Saban is 154-55-1 in 17 seasons.

He insists Bryant is likely the best coach in college football history and said as the man most responsible for establishing Alabama’s tradition his famed predecessor must “be recognized as the person most responsible with contributing to the tradition.”

“I think because of the respect for that tradition that a lot of people have on a national basis, the Crimson Tide is one of the most recognizable names in sports,” Saban said. “When we started having success again that just heightened the awareness all these people have nationwide in terms of the University of Alabama in tradition of football that was really started back when that Bear Bryant probably elevated to the level it’s at now.”

Both Saban and Bryant have rebuilt Alabama quickly. It took Saban three seasons to win a national title; Bryant did it in four. They’ve got statues outside Bryant-Denny Stadium — down Paul W. Bryant Drive from the Paul W. Bryant Museum and Paul W. Bryant Hall.

Both also transcended sports to a degree. Among the framed national magazine covers lining the walls of the football building: Time with Bryant’s face beneath “SUPERCOACH”; down the hall, Saban stares back as “Sports’ Most Powerful Coach.”

The coaches both cut intimidating figures and commanded respect from their players. Sington, who played for Alabama in 1958 and 1959, said he couldn’t imagine calling them anything but “Coach Bryant” and “Coach Saban.”

“They are the best leaders I’ve ever been around,” Hall of Fame linebacker Lee Roy Jordan said. “They are out there inspecting what they expect the players to do every second. They are challenging the guys every play to try to reach that potential that each player has.”
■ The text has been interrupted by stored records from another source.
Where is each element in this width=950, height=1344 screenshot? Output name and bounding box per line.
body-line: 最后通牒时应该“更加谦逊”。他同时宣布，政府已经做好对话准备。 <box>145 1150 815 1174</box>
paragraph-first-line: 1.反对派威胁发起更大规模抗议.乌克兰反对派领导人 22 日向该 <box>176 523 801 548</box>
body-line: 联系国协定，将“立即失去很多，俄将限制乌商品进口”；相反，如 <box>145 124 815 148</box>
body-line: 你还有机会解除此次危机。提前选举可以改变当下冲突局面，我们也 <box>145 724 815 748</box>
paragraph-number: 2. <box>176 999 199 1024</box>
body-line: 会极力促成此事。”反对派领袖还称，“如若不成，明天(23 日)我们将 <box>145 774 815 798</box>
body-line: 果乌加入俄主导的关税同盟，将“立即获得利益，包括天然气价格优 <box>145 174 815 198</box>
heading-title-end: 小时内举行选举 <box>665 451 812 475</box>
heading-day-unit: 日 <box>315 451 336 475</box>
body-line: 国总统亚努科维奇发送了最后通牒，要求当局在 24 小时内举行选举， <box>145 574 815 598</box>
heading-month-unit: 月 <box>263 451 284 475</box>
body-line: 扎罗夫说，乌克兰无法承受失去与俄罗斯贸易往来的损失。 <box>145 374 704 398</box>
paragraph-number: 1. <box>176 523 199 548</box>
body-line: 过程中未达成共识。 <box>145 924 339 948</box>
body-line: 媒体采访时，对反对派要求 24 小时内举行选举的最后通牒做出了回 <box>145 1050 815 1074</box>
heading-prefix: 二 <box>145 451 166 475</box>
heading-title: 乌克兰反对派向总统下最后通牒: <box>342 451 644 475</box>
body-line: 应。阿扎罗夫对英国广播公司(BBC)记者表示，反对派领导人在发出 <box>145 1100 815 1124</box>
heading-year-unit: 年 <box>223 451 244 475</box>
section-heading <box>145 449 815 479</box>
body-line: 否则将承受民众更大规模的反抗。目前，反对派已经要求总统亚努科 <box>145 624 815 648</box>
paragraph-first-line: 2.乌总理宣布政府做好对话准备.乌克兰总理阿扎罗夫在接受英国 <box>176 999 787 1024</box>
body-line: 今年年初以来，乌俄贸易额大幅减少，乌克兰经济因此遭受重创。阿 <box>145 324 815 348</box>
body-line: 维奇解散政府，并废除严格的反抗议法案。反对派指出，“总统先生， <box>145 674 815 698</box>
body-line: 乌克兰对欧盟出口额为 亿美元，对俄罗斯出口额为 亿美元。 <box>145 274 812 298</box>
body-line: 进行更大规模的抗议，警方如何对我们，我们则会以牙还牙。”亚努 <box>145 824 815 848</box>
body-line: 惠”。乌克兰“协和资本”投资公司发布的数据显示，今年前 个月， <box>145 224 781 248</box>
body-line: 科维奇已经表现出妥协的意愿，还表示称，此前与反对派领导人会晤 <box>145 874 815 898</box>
Jordan steers clear of trying to figure out which coach was better.

“I will never get in a debate on that, because I think they’re both unbelievable coaches,” the former Tide and Dallas Cowboys star said. “I don’t think we’ve got to pick one over the other. I’m extremely proud that we have had both of them at the University of Alabama. They create their own history and the records and the reputations of the players they put out.”